Disclosures: Bryan Cannon is a consultant for St. Jude Medical and Medtronic.

References

  1. Kugler JD, Danford DA, Houston K, Felix G. Radiofrequency catheter ablation for paroxysmal supraventricular tachycardia in children and adolescents without structural heart disease. Pediatric EP Society, Radiofrequency Catheter Ablation Registry. Am J Cardiol 1997;80:1438–1443.
  2. Van Hare GF, Javitz H, Carmelli D, et al. Prospective assessment after pediatric cardiac ablation: Demographics, medical profiles, and initial outcomes. J Cardiovasc Electrophysiol 2004;15:759–770.
  3. Kugler JD, Danford DA, Houston KA, Felix G. Pediatric radiofrequency catheter ablation registry success, fluoroscopy time, and complication rate for supraventricular tachycardia: Comparison of early and recent eras. J Cardiovasc Electrophysiol 2002;13:336–341.
  4. Von Bergen NH, Bansal S, Gingerich J, Law IH. Nonfluoroscopic and radiation-limited ablation of ventricular arrhythmias in children and young adults: A case series. Pediatr Cardiol 2011;32:743–747.
  5. Papagiannis J, Avramidis D, Alexopoulos C, Kirvassilis G. Radiofrequency ablation of accessory pathways in children and congenital heart disease patients: Impact of a nonfluoroscopic navigation system. Pacing Clin Electrophysiol 2011;34:1288–1396.
  6. Ferguson JD, Helms A, Mangrum JM, DiMarco JP. Ablation of incessant left atrial tachycardia without fluoroscopy in a pregnant woman. J Cardiovasc Electrophysiol 2011;22:346–349.
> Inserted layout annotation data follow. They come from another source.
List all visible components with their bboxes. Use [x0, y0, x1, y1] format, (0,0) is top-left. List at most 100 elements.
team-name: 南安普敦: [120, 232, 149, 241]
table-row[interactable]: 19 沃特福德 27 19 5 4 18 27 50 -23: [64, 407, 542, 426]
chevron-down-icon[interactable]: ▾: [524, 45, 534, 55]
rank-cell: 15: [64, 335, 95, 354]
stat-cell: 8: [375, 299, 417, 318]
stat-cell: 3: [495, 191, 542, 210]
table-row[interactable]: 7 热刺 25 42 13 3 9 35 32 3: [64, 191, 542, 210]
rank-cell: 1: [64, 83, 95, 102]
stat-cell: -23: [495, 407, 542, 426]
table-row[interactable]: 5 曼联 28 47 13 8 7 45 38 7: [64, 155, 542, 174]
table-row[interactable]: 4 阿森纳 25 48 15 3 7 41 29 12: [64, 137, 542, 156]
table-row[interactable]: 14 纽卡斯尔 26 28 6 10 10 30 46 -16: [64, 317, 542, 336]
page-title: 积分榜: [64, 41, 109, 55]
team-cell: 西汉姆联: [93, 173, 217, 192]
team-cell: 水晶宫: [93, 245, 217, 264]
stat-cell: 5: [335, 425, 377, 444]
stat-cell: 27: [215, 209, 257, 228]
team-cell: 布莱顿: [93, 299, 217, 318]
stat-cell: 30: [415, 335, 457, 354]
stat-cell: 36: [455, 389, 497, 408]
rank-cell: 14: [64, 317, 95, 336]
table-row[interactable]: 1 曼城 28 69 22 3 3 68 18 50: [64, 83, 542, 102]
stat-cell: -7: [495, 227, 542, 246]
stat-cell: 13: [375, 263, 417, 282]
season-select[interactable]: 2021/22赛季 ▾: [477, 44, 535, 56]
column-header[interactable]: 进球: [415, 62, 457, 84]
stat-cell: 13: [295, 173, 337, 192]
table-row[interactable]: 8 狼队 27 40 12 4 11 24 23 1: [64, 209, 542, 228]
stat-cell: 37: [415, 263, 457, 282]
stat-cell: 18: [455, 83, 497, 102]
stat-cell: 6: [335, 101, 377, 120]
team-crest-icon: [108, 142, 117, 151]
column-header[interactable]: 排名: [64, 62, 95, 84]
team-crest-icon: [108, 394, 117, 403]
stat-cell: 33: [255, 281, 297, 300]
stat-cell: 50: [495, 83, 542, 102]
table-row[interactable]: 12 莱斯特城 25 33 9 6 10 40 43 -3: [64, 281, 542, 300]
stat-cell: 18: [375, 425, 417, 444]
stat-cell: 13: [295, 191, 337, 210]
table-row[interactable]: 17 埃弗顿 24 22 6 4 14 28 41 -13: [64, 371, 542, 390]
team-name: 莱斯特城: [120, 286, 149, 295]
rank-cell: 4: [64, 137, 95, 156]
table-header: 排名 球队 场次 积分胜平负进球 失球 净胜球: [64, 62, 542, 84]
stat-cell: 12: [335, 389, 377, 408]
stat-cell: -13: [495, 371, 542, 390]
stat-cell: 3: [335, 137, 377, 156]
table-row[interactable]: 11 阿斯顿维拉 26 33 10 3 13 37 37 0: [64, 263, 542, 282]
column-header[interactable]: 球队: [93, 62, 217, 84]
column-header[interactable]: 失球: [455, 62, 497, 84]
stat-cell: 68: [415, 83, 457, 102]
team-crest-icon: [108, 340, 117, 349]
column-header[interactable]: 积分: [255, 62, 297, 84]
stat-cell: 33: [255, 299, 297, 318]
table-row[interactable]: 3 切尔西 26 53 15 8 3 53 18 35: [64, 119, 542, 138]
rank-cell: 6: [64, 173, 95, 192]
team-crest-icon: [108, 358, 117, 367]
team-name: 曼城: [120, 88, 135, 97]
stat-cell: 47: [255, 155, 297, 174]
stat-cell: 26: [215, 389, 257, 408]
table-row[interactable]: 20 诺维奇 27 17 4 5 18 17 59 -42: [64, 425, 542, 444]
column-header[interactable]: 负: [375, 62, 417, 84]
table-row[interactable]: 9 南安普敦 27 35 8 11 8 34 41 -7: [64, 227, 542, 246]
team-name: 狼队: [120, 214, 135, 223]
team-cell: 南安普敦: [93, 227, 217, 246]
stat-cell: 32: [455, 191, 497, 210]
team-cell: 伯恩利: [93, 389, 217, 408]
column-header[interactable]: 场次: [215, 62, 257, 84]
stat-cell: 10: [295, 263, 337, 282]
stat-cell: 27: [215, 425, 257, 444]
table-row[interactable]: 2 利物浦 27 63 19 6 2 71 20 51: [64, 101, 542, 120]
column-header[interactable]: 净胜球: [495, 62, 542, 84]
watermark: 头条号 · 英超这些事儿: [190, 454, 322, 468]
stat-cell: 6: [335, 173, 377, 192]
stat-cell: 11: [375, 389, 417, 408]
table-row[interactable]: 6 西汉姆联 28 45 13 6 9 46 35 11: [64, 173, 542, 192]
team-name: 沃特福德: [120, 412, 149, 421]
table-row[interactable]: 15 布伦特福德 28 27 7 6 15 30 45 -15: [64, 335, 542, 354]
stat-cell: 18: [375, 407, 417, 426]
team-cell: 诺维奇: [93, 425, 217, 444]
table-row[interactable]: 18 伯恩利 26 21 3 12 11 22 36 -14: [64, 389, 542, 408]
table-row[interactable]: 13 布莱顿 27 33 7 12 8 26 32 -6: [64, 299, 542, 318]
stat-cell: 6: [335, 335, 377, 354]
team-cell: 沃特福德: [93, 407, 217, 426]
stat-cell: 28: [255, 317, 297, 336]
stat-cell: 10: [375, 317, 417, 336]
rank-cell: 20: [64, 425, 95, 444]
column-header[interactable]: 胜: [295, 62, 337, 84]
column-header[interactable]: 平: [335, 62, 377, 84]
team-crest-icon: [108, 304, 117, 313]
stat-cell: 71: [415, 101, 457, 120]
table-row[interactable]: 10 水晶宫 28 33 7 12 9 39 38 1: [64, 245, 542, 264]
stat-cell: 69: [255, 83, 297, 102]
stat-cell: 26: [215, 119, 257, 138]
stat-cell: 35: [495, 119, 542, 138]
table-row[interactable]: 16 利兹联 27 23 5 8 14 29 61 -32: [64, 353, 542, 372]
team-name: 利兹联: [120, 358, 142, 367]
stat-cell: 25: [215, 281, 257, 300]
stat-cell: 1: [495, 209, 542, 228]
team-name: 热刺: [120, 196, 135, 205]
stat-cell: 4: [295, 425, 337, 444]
  7. Tuzcu V, Kilinc OU. Implantable Cardioverter Defibrillator Implantation without Using Fluoroscopy in a Pregnant Patient. Pacing Clin Electrophysiol 2012;35:e265–266.
  8. “What Are the Radiation Risks from CT?” U.S. Food and Drug Administration. Web. 11 Sept. 2012. <https://www.fda.gov/radiation-emittingproducts/radiationemittingproductsandprocedures/ medicalimaging/medicalx-rays/ucm115329.htm>.
  9. Tsapaki V, Christou A, Spanodimos S, et al. Evaluation of radiation dose during pacemaker implantations. Radiat Prot Dosimetry 2011;147:75–77.